Physical lures are the minor spells, and maestros knew that passion requires a dash of drama. Casanova finessed this to perfection. Eighteenth-century Venetian romancer, spy, scholar, writer, musician and man of parts, Casanova was the quintessential seducer. He dressed to kill — in purple taffeta waistcoats and rings on every finger; he learned movement from a ballet master; he wore signature jasmine scent; he played the violin; he stage-set assignations in customized rooms and was supernatural in bed.
But psychological charms are the big erotic magic; love is a head trip, a soul heist, a skyjack to an altered state. “Cool” doesn’t cut it. Take fifties’ jet-setter Pakistani Prince Aly Khan. When he struck, he plied women with praise and wore his heart on his sleeve. He once turned to a dinner partner he’d just met, the Hon. Joan Guinness, and said, “Darling, will you marry me?” She promptly divorced her husband and did.
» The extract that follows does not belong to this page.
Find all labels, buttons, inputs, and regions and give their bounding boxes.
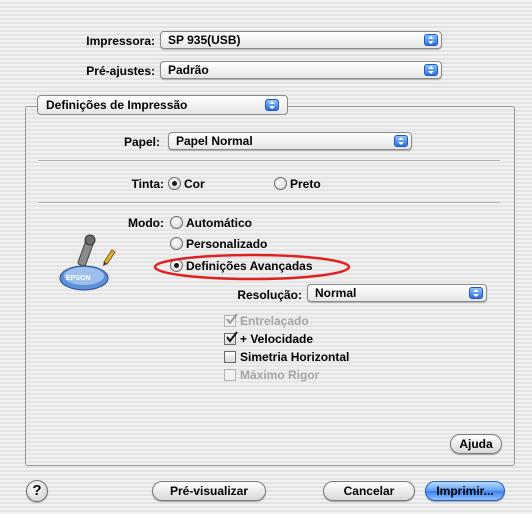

Rita Hayworth, his second wife, followed suit ten years later.
Khan delivered another kiloton aphrodisiac: festivity. Women described his courtships as “a flight aboard a magic carpet” — laughter, treats and kicks — where “inhibitions fell away like retreating landmarks.”
Ladies’ men, too, “got” empathy and conversation. Napoleonic “Enchanter” Chateaubriand, politician and author of such French classics as Atala and René, enamored women “suddenly and forever” with his full-on sympathy. And forget the strong, silent lotharios of macho lore; speech is seduction. Swashbuckler Sir Walter Raleigh word-spelled the world (including Elizabeth I) with his verbal legerdemain, as did Lord Byron, David Niven and countless others. One of Niven’s many inamorati swooned, his funny stories were “as delicious as French pastry.”
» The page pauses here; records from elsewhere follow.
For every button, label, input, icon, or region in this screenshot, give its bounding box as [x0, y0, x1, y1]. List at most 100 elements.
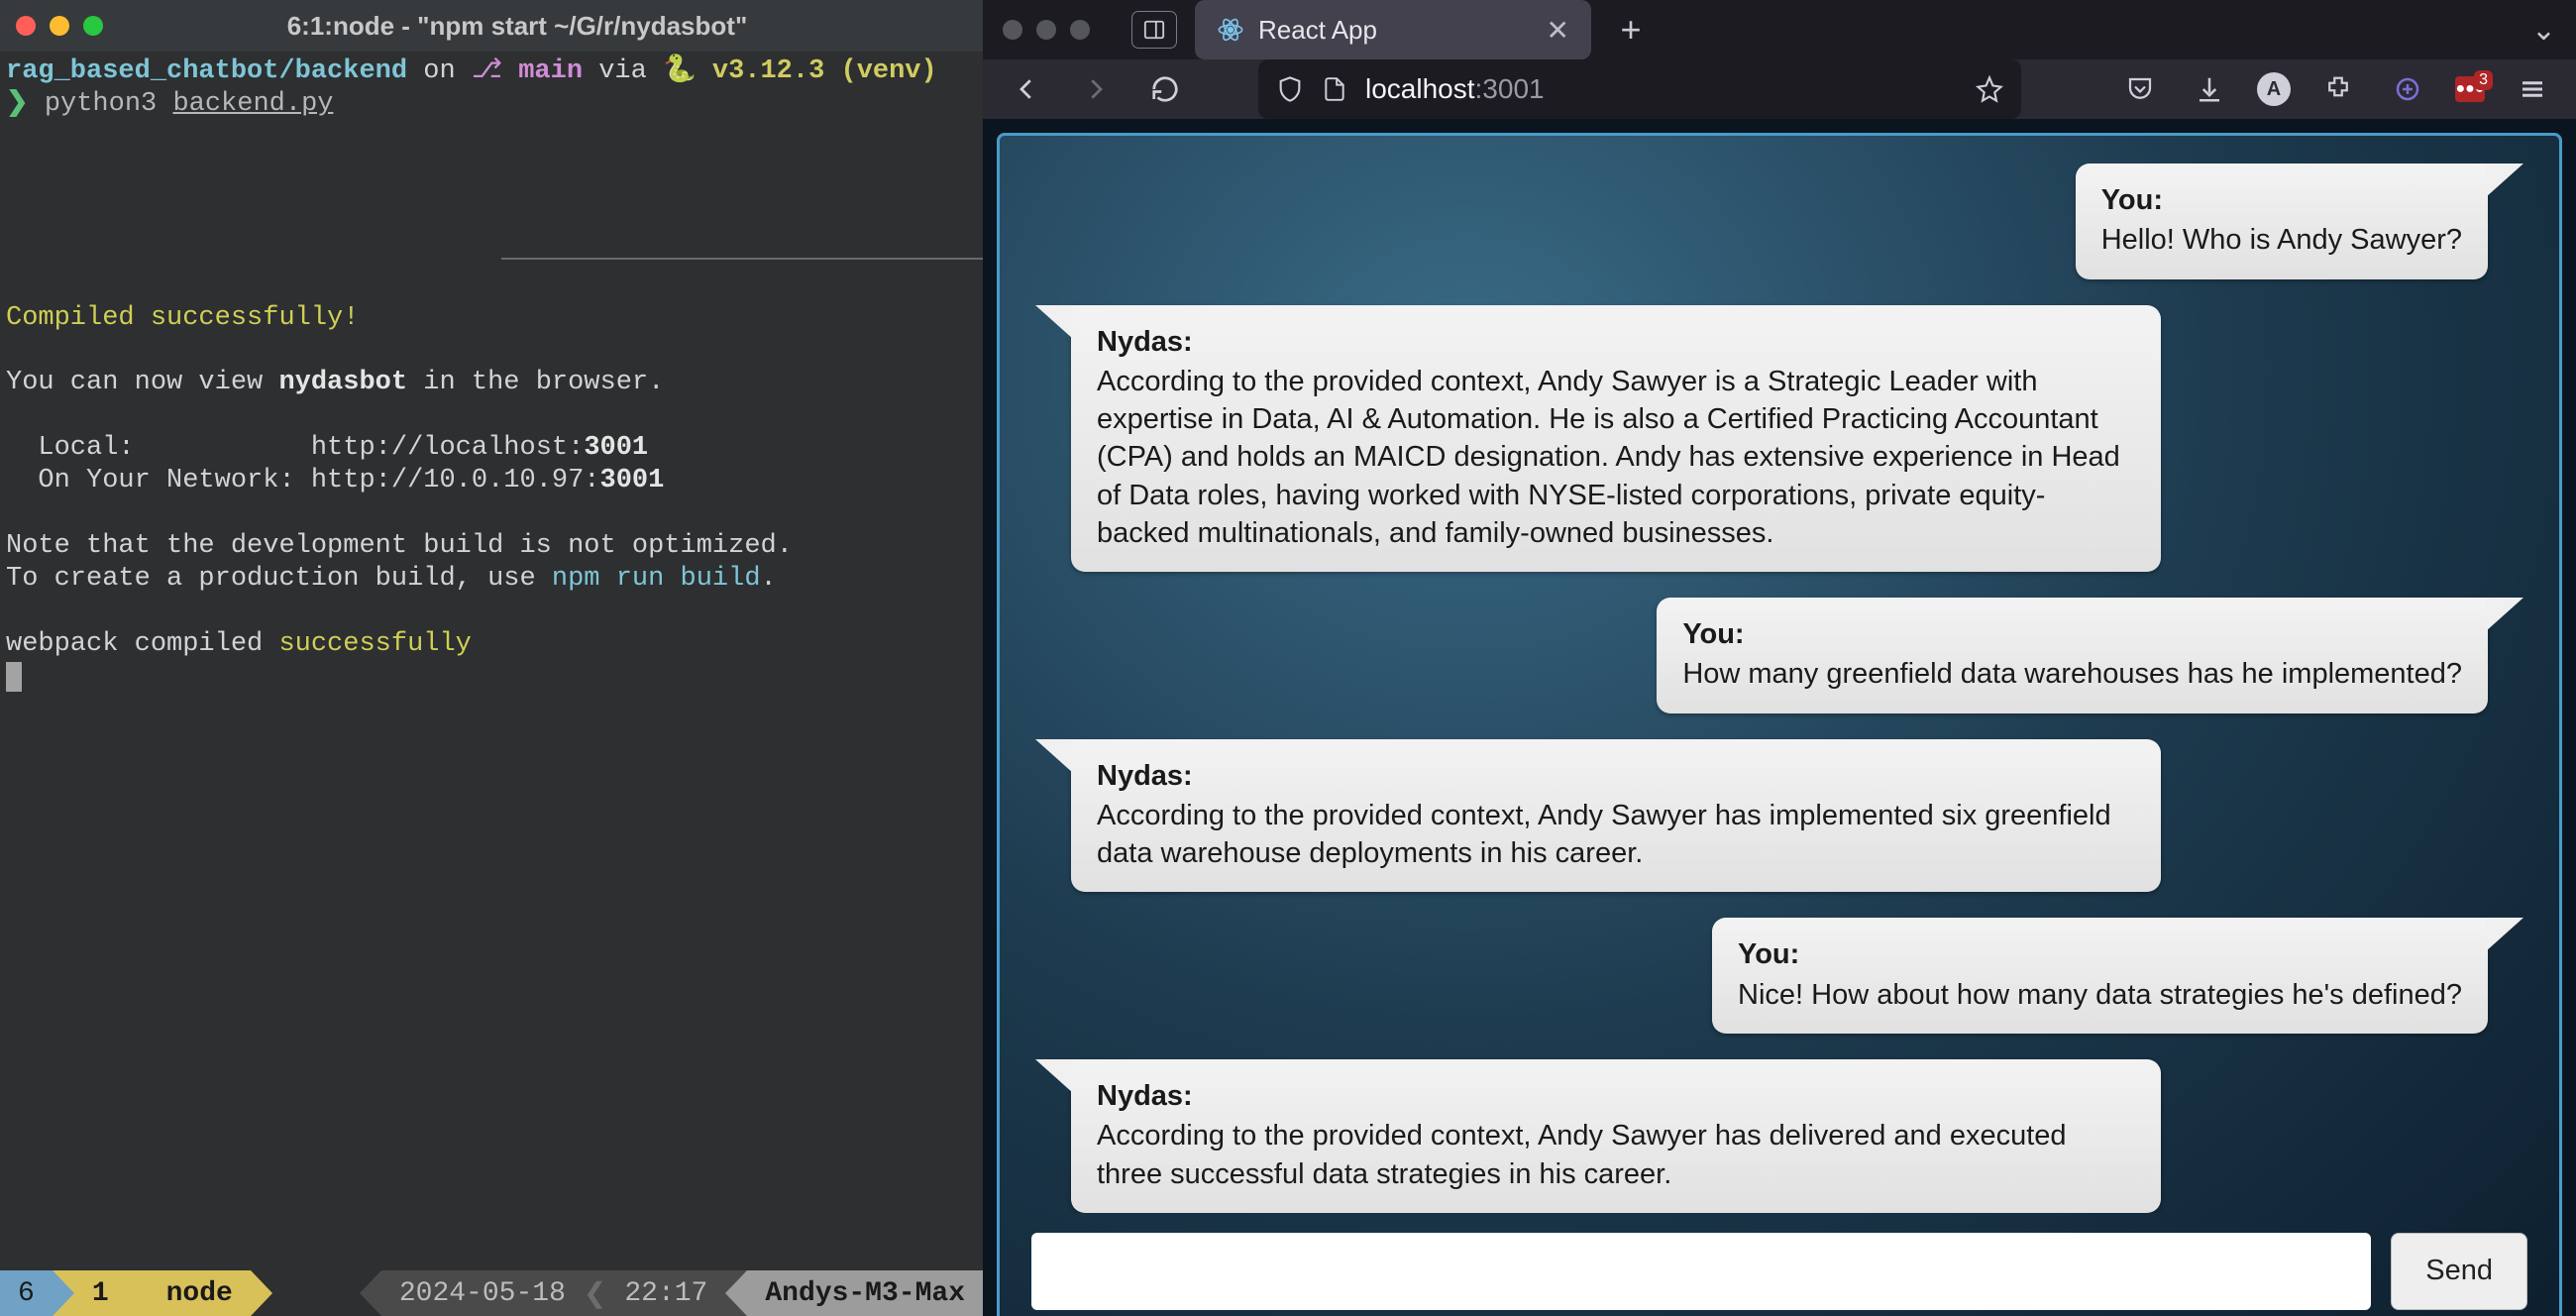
tabs-dropdown-icon[interactable]: ⌄ [2531, 13, 2556, 48]
bubble-tail [2486, 918, 2523, 951]
url-port: :3001 [1475, 73, 1545, 104]
prompt-on: on [423, 56, 455, 86]
devtools-icon[interactable] [2386, 67, 2429, 111]
status-date: 2024-05-18 [381, 1270, 584, 1316]
message-text: Nice! How about how many data strategies… [1738, 979, 2462, 1011]
local-url: http://localhost: [311, 433, 584, 463]
url-host: localhost [1365, 73, 1475, 104]
message-text: Hello! Who is Andy Sawyer? [2101, 224, 2462, 256]
prompt-symbol: ❯ [6, 89, 29, 119]
account-icon[interactable]: A [2257, 72, 2291, 106]
minimize-icon[interactable] [50, 16, 69, 36]
pane-divider [501, 258, 983, 260]
message-speaker: You: [1682, 615, 2462, 653]
new-tab-button[interactable]: + [1609, 9, 1653, 51]
browser-toolbar: localhost:3001 A ●●● 3 [983, 59, 2576, 119]
maximize-icon[interactable] [83, 16, 103, 36]
status-session: 6 [0, 1270, 53, 1316]
send-button[interactable]: Send [2391, 1233, 2527, 1310]
message-speaker: Nydas: [1097, 323, 2135, 361]
back-button[interactable] [1005, 67, 1048, 111]
browser-content: You: Hello! Who is Andy Sawyer? Nydas: A… [983, 119, 2576, 1316]
network-port: 3001 [600, 466, 665, 495]
message-speaker: Nydas: [1097, 757, 2135, 795]
message-text: According to the provided context, Andy … [1097, 366, 2120, 549]
url-bar[interactable]: localhost:3001 [1258, 59, 2021, 119]
terminal-title: 6:1:node - "npm start ~/G/r/nydasbot" [127, 11, 908, 42]
badge-count: 3 [2474, 70, 2493, 90]
bubble-tail [1035, 305, 1073, 339]
status-window: 1 [74, 1270, 127, 1316]
python-icon: 🐍 [663, 56, 697, 86]
compiled-line: Compiled successfully! [6, 303, 359, 333]
pocket-icon[interactable] [2118, 67, 2162, 111]
sidebar-toggle-icon[interactable] [1131, 11, 1177, 49]
tmux-statusbar: 6 1 node 2024-05-18 ❮ 22:17 Andys-M3-Max [0, 1270, 983, 1316]
python-version: v3.12.3 (venv) [712, 56, 937, 86]
url-text: localhost:3001 [1365, 73, 1958, 105]
chat-container: You: Hello! Who is Andy Sawyer? Nydas: A… [997, 133, 2562, 1316]
prompt-dir: rag_based_chatbot/backend [6, 56, 407, 86]
view-line-a: You can now view [6, 368, 278, 397]
user-message: You: Hello! Who is Andy Sawyer? [2076, 164, 2488, 279]
message-text: According to the provided context, Andy … [1097, 800, 2111, 869]
message-row: Nydas: According to the provided context… [1031, 305, 2527, 573]
traffic-lights [1003, 20, 1090, 40]
prompt-branch: main [518, 56, 583, 86]
status-host: Andys-M3-Max [747, 1270, 983, 1316]
status-sep [360, 1270, 381, 1316]
browser-window: React App ✕ + ⌄ localhost:3001 A ●●● 3 [983, 0, 2576, 1316]
message-row: You: Nice! How about how many data strat… [1031, 918, 2527, 1034]
note-line-2c: . [761, 564, 777, 594]
maximize-icon[interactable] [1070, 20, 1090, 40]
message-text: How many greenfield data warehouses has … [1682, 658, 2462, 690]
terminal-output[interactable]: rag_based_chatbot/backend on ⎇ main via … [0, 52, 983, 1270]
chat-messages: You: Hello! Who is Andy Sawyer? Nydas: A… [1031, 164, 2527, 1213]
app-menu-icon[interactable] [2511, 67, 2554, 111]
view-line-b: in the browser. [407, 368, 664, 397]
close-icon[interactable] [16, 16, 36, 36]
local-port: 3001 [584, 433, 648, 463]
extensions-icon[interactable] [2316, 67, 2360, 111]
message-speaker: Nydas: [1097, 1077, 2135, 1115]
branch-icon: ⎇ [472, 56, 502, 86]
terminal-titlebar: 6:1:node - "npm start ~/G/r/nydasbot" [0, 0, 983, 52]
react-icon [1217, 16, 1244, 44]
forward-button[interactable] [1074, 67, 1118, 111]
terminal-window: 6:1:node - "npm start ~/G/r/nydasbot" ra… [0, 0, 983, 1316]
bookmark-icon[interactable] [1976, 75, 2003, 103]
network-url: http://10.0.10.97: [311, 466, 600, 495]
bubble-tail [2486, 598, 2523, 631]
bubble-tail [1035, 739, 1073, 773]
browser-tab[interactable]: React App ✕ [1195, 0, 1591, 59]
status-spacer [272, 1270, 360, 1316]
browser-tabbar: React App ✕ + ⌄ [983, 0, 2576, 59]
status-sep [251, 1270, 272, 1316]
chat-input[interactable] [1031, 1233, 2371, 1310]
command: python3 [45, 89, 157, 119]
adblock-icon[interactable]: ●●● 3 [2455, 76, 2485, 102]
message-text: According to the provided context, Andy … [1097, 1120, 2067, 1189]
message-speaker: You: [1738, 935, 2462, 973]
local-label: Local: [6, 433, 311, 463]
terminal-cursor [6, 662, 22, 692]
note-line-2a: To create a production build, use [6, 564, 552, 594]
status-sep [725, 1270, 747, 1316]
webpack-line-a: webpack compiled [6, 629, 278, 659]
app-name: nydasbot [278, 368, 407, 397]
tab-title: React App [1258, 15, 1377, 46]
close-icon[interactable] [1003, 20, 1022, 40]
bubble-tail [1035, 1059, 1073, 1093]
downloads-icon[interactable] [2188, 67, 2231, 111]
note-line-1: Note that the development build is not o… [6, 531, 793, 561]
minimize-icon[interactable] [1036, 20, 1056, 40]
network-label: On Your Network: [6, 466, 311, 495]
message-row: Nydas: According to the provided context… [1031, 1059, 2527, 1213]
tab-close-icon[interactable]: ✕ [1547, 14, 1569, 47]
webpack-line-b: successfully [278, 629, 471, 659]
bot-message: Nydas: According to the provided context… [1071, 305, 2161, 573]
prompt-via: via [598, 56, 647, 86]
reload-button[interactable] [1143, 67, 1187, 111]
status-sep [53, 1270, 74, 1316]
page-icon [1322, 76, 1347, 102]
More to the point: women-charmers remained interesting. They treated love as a verb — a continual tango of yes-no, delight-difficulty, elate-sedate. Grand master of them all was eighteenth-century “hero of the boudoir,” the duc de Richelieu. Soldier, litterateur, diplomat, wit and friend of Voltaire, he was an inexhaustible pinwheel personality whose amorous inventions (he loved disguises), mercurial moods and movements kept his “countless adorers” perpetually enrapt. Such was his allure that two noblewomen once dueled for his favors in the Bois de Boulogne. The ladies took aim, fired off pistol rounds and the comtesse de Polignac felled her rival (nonfatally), the marquise de Nesle. But neither won. This arch-fascinator remained a law unto himself and “irresistible” into his nineties.
But today? Who’s seen a certified heartthrob recently? Aside from the few Warren Beattys and Jack Nicholsons, they’re a dying breed — going the way of the snow leopard. Guys are abandoning the mating effort, babe-trolling or boring us blind. Unless we turn them around.
It’s our call. We can mold men to our wishes. As neo-Darwinist David Buss assures us: if women want men to walk “on their hands,” soon “half the race will be upside down.” Come now: we can give men something better to do with their hands — and heads. We can take the seducers’ secrets, inculcate them, put them to positive ends — hot monogamy and female bliss — and transform the slouches into love studs.
With greater female leverage and autonomy in the future, we’ll increasingly demand men of this breed. Vanguard sociobiologist Geoffrey Miller argues in The Mating Mind that alpha women have always chosen ladykillers who “deliver the greatest rapture” over ho-hum providers. He calls this the “Dionysian effect” and believes it accounts for the evolution of human culture and creativity.
So, let’s bring on the ladies’ men, the Dionysian pleasure pistols with their sizzle and sorcery and inside track on what lights our fires and keeps them lit. With our twenty-first century charms, we can recapture and corral this sexy beast. Haven’t we earned a Casanova of our own by now?